トランプ米大統領の対中関税引き上げ検討指示を受け、米中通商交渉の先行きに悲観的な見方が強まった。その後はアップルなどハイテク株の上昇を手がかりに、下げ幅を縮めた。市場は3日発表の7月の米雇用統計に注目している。
9月物の安値は2万2370円、高値は2万2735円。
 
シカゴ日経225先物9月限 (円建て)
22575 ( +65 )
シカゴ日経225先物9月限 (ドル建て)
22585 ( +75 )
( )は大阪取引所終値比

【欧州株式市場】

■イギリス・ロンドン株価指数
FTSE100 7575.93(-76.98)
FTSE100種総合株価指数は、米中貿易摩擦の懸念再燃から、中国経済の影響を受けやすい資源株が下げを主導し大幅に続落した。前日1日の終値に比べ76.98ポイント安の7575.93で引けた。構成銘柄の約8割が下落した。
 
主な個別銘柄では、銅価格の下落を背景に、鉱業株が軒並み大幅安となった。英・豪系資源大手リオ・ティントは、3.6%安、アナリストによる株価目標の引き下げが響いた。
英鉱業大手アングロ・アメリカン3.1%安、メキシコ産金大手フレスニーヨ3.1%安、チリ産銅大手アントファガスタ3.0%安、BPなど石油株も下がった。
 
銀行株も下落し、なかでもバークレイズは2.7%安と下げが目立った。第2四半期の税引き前利益が大幅に増加したものの、今後の投資銀行部門の業績に対する懸念から売りが広がった。

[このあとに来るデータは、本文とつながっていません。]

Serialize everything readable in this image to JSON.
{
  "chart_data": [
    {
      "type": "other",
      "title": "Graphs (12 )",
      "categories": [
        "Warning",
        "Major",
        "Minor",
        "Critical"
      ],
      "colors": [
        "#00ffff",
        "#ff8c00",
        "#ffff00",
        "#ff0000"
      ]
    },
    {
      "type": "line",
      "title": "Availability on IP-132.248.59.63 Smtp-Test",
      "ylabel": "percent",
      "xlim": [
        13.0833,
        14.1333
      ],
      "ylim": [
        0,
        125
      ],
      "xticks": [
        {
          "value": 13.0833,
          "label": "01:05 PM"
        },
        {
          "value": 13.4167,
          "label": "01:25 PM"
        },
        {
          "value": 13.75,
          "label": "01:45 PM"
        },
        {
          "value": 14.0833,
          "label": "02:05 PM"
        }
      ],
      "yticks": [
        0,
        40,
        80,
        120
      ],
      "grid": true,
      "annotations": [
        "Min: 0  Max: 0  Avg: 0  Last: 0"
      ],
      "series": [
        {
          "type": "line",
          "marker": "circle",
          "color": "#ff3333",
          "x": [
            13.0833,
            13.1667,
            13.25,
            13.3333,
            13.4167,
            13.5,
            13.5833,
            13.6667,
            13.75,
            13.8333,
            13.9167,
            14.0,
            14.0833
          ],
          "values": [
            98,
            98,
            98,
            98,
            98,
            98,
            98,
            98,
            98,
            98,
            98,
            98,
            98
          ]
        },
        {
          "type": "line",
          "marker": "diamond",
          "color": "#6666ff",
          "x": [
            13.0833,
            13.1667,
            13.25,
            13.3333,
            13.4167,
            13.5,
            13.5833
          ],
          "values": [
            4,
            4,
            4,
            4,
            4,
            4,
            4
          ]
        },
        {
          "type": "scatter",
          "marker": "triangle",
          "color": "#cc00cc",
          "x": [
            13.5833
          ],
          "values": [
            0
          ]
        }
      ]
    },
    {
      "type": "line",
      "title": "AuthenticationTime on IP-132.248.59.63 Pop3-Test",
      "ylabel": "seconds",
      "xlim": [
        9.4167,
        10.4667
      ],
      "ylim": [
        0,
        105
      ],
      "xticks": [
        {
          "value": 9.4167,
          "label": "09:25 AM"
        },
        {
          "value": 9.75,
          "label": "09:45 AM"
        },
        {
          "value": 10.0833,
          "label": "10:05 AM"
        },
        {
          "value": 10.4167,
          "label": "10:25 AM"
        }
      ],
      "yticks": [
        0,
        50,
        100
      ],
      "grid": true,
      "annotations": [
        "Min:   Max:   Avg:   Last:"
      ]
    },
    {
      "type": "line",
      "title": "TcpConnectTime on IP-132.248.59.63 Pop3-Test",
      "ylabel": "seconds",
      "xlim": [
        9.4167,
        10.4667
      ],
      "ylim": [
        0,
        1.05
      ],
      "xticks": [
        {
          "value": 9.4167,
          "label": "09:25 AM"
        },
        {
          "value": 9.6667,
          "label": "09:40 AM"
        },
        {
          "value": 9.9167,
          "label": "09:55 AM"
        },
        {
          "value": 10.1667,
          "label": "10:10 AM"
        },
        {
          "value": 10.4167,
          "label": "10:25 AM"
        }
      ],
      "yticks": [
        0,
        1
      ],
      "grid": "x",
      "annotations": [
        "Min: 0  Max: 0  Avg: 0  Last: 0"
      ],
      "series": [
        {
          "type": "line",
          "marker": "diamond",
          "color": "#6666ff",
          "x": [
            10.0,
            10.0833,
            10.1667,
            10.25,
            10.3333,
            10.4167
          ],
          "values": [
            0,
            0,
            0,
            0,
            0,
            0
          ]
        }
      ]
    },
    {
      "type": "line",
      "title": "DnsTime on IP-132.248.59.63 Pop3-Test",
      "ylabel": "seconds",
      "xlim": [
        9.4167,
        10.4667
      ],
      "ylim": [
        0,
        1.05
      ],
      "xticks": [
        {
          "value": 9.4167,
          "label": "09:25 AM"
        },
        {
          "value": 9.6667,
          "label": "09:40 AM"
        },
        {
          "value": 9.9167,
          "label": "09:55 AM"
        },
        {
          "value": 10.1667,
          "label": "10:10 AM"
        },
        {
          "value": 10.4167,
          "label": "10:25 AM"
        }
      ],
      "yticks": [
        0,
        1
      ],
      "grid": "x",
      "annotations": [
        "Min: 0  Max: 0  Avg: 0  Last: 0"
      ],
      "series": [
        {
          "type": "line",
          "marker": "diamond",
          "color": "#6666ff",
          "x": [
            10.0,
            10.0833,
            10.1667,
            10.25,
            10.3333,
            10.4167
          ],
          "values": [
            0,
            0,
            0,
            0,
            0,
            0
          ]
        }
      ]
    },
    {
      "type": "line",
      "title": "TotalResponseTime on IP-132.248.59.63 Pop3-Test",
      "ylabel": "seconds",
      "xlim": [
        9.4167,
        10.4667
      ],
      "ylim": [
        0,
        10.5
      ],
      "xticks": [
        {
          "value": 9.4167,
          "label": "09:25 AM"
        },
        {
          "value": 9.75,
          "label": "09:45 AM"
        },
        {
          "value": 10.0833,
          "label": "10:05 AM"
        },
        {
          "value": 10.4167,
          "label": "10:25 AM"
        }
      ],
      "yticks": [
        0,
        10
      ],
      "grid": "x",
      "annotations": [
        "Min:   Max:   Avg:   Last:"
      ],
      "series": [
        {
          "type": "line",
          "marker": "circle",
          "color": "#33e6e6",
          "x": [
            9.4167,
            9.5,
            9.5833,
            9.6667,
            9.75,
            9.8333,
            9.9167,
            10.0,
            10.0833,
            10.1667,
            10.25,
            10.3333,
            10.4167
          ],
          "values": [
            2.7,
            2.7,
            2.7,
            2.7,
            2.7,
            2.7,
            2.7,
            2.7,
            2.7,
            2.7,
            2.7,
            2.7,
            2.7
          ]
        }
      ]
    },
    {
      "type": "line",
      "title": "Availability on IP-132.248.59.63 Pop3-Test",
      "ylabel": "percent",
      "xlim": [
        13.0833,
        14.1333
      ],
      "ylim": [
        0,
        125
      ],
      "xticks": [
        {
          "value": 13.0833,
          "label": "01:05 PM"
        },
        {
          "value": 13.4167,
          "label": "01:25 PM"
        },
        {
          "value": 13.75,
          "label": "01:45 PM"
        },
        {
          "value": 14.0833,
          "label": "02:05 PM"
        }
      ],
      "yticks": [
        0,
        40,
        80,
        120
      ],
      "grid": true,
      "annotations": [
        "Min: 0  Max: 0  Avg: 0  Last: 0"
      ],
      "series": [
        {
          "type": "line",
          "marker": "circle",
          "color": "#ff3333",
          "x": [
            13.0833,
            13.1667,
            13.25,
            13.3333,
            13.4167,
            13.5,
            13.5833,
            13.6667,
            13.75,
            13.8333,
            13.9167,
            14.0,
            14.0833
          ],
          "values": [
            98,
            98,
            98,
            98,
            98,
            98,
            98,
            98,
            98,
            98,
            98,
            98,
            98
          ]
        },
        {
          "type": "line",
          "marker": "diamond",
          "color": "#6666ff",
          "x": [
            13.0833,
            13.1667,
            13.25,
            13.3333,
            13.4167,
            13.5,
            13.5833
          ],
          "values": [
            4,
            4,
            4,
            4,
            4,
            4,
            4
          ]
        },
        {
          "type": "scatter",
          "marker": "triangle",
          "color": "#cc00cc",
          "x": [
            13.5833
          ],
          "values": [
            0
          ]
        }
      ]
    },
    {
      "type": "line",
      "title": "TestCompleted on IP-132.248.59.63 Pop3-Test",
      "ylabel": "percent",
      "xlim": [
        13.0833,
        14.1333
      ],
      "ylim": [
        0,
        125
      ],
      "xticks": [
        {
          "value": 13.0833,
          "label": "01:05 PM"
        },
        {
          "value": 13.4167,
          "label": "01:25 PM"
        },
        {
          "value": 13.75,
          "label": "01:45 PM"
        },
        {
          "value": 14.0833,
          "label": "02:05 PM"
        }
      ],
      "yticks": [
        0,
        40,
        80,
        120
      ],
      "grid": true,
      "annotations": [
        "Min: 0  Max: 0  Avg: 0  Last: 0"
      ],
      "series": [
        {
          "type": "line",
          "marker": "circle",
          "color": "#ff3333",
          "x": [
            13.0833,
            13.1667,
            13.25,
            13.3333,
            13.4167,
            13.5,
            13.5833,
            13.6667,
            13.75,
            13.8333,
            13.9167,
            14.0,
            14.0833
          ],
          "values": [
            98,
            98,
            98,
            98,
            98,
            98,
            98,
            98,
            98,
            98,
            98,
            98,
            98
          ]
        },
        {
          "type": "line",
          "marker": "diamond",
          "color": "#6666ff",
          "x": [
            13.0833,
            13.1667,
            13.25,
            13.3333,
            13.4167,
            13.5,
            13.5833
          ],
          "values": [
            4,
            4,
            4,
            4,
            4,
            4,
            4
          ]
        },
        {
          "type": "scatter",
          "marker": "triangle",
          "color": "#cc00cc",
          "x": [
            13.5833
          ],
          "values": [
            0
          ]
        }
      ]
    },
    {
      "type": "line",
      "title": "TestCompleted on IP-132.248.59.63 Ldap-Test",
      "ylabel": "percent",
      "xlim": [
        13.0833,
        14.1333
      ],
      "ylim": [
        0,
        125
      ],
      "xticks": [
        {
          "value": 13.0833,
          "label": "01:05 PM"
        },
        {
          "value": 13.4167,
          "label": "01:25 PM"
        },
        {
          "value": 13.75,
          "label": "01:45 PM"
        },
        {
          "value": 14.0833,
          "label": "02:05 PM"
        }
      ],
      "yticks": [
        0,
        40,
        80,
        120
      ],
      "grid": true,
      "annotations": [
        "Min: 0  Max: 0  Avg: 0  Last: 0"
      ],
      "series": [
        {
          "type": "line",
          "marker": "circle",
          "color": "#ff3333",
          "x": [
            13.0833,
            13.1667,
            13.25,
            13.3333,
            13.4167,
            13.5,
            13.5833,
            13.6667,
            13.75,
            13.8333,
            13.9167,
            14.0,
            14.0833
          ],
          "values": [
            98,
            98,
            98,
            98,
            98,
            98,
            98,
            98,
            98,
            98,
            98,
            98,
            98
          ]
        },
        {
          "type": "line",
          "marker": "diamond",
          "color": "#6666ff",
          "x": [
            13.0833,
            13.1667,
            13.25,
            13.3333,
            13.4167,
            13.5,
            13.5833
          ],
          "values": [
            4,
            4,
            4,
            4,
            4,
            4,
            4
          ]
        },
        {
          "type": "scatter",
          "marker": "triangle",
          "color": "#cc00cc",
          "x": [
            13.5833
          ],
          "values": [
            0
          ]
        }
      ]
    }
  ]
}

グラクソ・スミスクラインなど医薬品株も下がった。航空のイージージェットは日中を通して徐々に下げ幅が拡大し、3%超の下落となった。
 
半面、航空機エンジンのロールス・ロイスは午後に上げ幅を広げ、7%上昇した。上期の売上高が市場予想を上回ったほか、通期の業績見通しを引き上げたことが好感された。上期決算で増益を発表したロンドン証券取引所(LSE)グループも3.2%高と上がった。ソフトウエア開発のセージ・グループの上げも目立った。
 
 
■ドイツ・フランクフルト株価指数
DAX 12546.33(-190.72)
ドイツ株式指数(DAX)は続落した。終値は前日1日と比べて190.72ポイント安の12546.33だった。米中の貿易摩擦が激化するとの懸念から、欧州各国の株式相場が下落した。
 
個別銘柄では、重電のシーメンスは4%超下落した。第3四半期の売上高が減少したほか、市場予想を下回ったことが嫌気された。コ
メルツ銀行とドイツ銀行の値下がりも大きくなった。
一方で、医療機器のフレゼニウスと半導体のインフィニオンテクノロジーズは買われた。
 
 
■フランス・パリ株価指数
CAC40 5460.98(-37.39)
フランスの株価指数CAC40の終値が前日に比べて0.68%下落した。